- Texte visé : Projet de loi actualisant la programmation militaire pour les années 2024 à 2030 et portant diverses dispositions intéressant la défense, n° 2630
- Stade de lecture : 1ère lecture (1ère assemblée saisie)
- Examiné par : Commission de la défense nationale et des forces armées
Sous réserve de son traitement par les services de l'Assemblée nationale et de sa recevabilité
Au dernier alinéa de l’article 8 de la loi n° 2023‑703 du 1er août 2023 relative à la programmation militaire pour les années 2024 à 2030 et portant diverses dispositions intéressant la défense, la date : « 30 juin 2028 » est remplacée par la date : « 30 juillet 2027 ».
Cet amendement du groupe Socialistes et apparentés vise à avancer la date de mise en place de la commission chargée de l'élaboration d'un livre blanc sur la défense et la sécurité nationale en vue de la prochaine loi de programmation militaire (LPM).

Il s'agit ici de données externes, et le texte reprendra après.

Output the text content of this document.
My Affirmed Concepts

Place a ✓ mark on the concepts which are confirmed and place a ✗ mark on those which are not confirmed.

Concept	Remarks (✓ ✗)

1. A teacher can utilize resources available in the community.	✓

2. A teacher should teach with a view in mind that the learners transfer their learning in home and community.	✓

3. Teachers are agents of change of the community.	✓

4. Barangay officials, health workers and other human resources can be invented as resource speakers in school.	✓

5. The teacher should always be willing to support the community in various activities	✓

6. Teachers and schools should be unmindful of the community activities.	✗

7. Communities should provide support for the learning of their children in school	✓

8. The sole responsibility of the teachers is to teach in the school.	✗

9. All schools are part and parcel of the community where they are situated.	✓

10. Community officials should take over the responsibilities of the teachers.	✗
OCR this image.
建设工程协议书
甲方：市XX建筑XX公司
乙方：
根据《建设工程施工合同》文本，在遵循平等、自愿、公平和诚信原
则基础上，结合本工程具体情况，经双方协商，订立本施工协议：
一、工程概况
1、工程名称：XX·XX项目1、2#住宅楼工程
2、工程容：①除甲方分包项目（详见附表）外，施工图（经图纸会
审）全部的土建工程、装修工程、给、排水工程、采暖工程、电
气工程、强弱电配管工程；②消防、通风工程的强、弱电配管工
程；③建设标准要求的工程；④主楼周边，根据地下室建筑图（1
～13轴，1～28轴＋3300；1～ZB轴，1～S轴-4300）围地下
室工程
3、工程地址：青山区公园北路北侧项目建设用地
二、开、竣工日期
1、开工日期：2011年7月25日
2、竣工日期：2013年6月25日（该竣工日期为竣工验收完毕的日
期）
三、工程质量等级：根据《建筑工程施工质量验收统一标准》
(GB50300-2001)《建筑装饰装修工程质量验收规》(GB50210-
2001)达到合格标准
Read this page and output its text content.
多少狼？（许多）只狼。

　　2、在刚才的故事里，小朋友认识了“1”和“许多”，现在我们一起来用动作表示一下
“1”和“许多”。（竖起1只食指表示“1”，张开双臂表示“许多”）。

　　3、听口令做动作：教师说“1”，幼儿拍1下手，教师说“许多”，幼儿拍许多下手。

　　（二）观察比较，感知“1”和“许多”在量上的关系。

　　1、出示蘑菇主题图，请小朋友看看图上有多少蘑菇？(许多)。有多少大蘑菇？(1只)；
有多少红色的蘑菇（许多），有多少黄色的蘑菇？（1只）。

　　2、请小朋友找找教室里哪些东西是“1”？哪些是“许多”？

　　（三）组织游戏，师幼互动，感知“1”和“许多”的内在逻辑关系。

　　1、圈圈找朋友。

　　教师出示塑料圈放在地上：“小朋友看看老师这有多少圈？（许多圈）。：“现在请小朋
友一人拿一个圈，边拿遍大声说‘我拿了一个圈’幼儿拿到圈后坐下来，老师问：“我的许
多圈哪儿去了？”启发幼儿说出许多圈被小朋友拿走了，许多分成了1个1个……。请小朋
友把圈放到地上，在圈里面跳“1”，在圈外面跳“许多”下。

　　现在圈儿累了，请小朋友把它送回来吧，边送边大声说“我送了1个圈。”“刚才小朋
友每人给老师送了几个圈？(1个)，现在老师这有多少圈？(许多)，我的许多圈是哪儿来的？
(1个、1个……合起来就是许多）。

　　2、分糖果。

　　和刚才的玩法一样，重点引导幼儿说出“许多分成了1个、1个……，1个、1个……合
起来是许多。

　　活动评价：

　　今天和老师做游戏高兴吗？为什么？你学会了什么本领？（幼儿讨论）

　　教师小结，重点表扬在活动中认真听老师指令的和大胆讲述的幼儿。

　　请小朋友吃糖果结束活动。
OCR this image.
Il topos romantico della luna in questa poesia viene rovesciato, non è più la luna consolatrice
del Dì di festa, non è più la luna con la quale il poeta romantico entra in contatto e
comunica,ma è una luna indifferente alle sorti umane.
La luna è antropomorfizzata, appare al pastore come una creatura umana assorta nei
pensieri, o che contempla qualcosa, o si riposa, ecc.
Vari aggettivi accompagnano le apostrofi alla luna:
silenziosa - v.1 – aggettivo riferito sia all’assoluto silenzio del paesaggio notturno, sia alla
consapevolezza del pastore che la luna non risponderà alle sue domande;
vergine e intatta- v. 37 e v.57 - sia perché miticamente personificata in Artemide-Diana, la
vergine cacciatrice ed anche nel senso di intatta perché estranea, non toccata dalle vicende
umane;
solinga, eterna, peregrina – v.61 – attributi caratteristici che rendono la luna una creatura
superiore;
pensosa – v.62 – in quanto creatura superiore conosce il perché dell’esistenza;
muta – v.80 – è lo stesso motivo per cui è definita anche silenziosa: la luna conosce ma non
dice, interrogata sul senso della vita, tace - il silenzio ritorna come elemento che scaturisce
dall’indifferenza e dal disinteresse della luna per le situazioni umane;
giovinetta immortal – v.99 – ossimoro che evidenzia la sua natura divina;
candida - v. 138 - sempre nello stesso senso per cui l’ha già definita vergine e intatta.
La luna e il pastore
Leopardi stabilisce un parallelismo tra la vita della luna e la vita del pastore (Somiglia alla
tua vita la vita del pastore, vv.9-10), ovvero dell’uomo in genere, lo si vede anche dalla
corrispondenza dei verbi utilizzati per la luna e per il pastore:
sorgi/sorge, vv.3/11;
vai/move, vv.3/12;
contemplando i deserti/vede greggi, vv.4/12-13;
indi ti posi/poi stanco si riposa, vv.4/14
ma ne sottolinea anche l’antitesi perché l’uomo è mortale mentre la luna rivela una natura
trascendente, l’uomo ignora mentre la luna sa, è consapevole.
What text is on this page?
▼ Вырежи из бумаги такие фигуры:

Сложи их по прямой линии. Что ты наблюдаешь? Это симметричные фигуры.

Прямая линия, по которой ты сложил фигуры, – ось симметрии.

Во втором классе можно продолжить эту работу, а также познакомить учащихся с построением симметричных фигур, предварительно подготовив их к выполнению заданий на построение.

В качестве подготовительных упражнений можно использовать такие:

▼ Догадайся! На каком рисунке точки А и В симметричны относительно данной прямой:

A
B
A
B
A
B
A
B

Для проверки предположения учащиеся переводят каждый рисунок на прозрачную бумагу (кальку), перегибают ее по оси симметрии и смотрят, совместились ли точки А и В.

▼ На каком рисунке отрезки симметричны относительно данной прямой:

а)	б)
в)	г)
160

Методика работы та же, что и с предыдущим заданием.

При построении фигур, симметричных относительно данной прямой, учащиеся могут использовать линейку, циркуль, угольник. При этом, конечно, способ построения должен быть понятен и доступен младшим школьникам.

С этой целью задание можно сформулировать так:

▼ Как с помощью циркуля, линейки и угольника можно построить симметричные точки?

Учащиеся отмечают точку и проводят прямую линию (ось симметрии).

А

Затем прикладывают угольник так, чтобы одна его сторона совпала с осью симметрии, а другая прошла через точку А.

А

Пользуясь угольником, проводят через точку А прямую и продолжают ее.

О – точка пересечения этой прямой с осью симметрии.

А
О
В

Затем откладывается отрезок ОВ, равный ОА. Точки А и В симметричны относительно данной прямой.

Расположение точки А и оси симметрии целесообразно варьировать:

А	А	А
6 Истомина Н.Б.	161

Pour rappel, notre groupe avait porté des amendements lors de l'examen de la LPM 2024-2030 visant à y inscrire la nécessité d’élaborer un nouveau livre blanc sur la défense avant toute nouvelle actualisation en 2027 de cette même loi. Nous rappelions alors que l’élaboration d’un livre blanc sur la défense était un exercice stratégique incontournable afin d'adapter nos capacités militaires aux nouveaux enjeux et défis de défense. Notre groupe s’était également appuyé sur le rapport d’information sénatorial "Ukraine : un an de guerre. Quels enseignements pour la France ?", qui estimait que « la France poursuit la trajectoire prévue par la loi de programmation militaire de 2018, dans un contexte géostratégique pourtant bouleversé. (…) La Revue Nationale Stratégique (RNS) n’apporte qu’un éclairage très partiel, peu prescriptif, en vue de la future loi de programmation militaire. (…) L’évolution du contexte géostratégique n’aurait-il pas nécessité un exercice de type Livre blanc ? ». Ce rapport attirait l’attention avec justesse sur l'absence, entre la RNS et la LPM, d'un cadrage global de nos ambitions opérationnelles et capacitaires, sur la base de différents scénarios d’engagement des armées à l’horizon de la fin de la décennie.
En toute logique, la LPM adoptée en 2023 a donc plutôt été une LPM de continuation qu’une LPM de transformation capacitaire.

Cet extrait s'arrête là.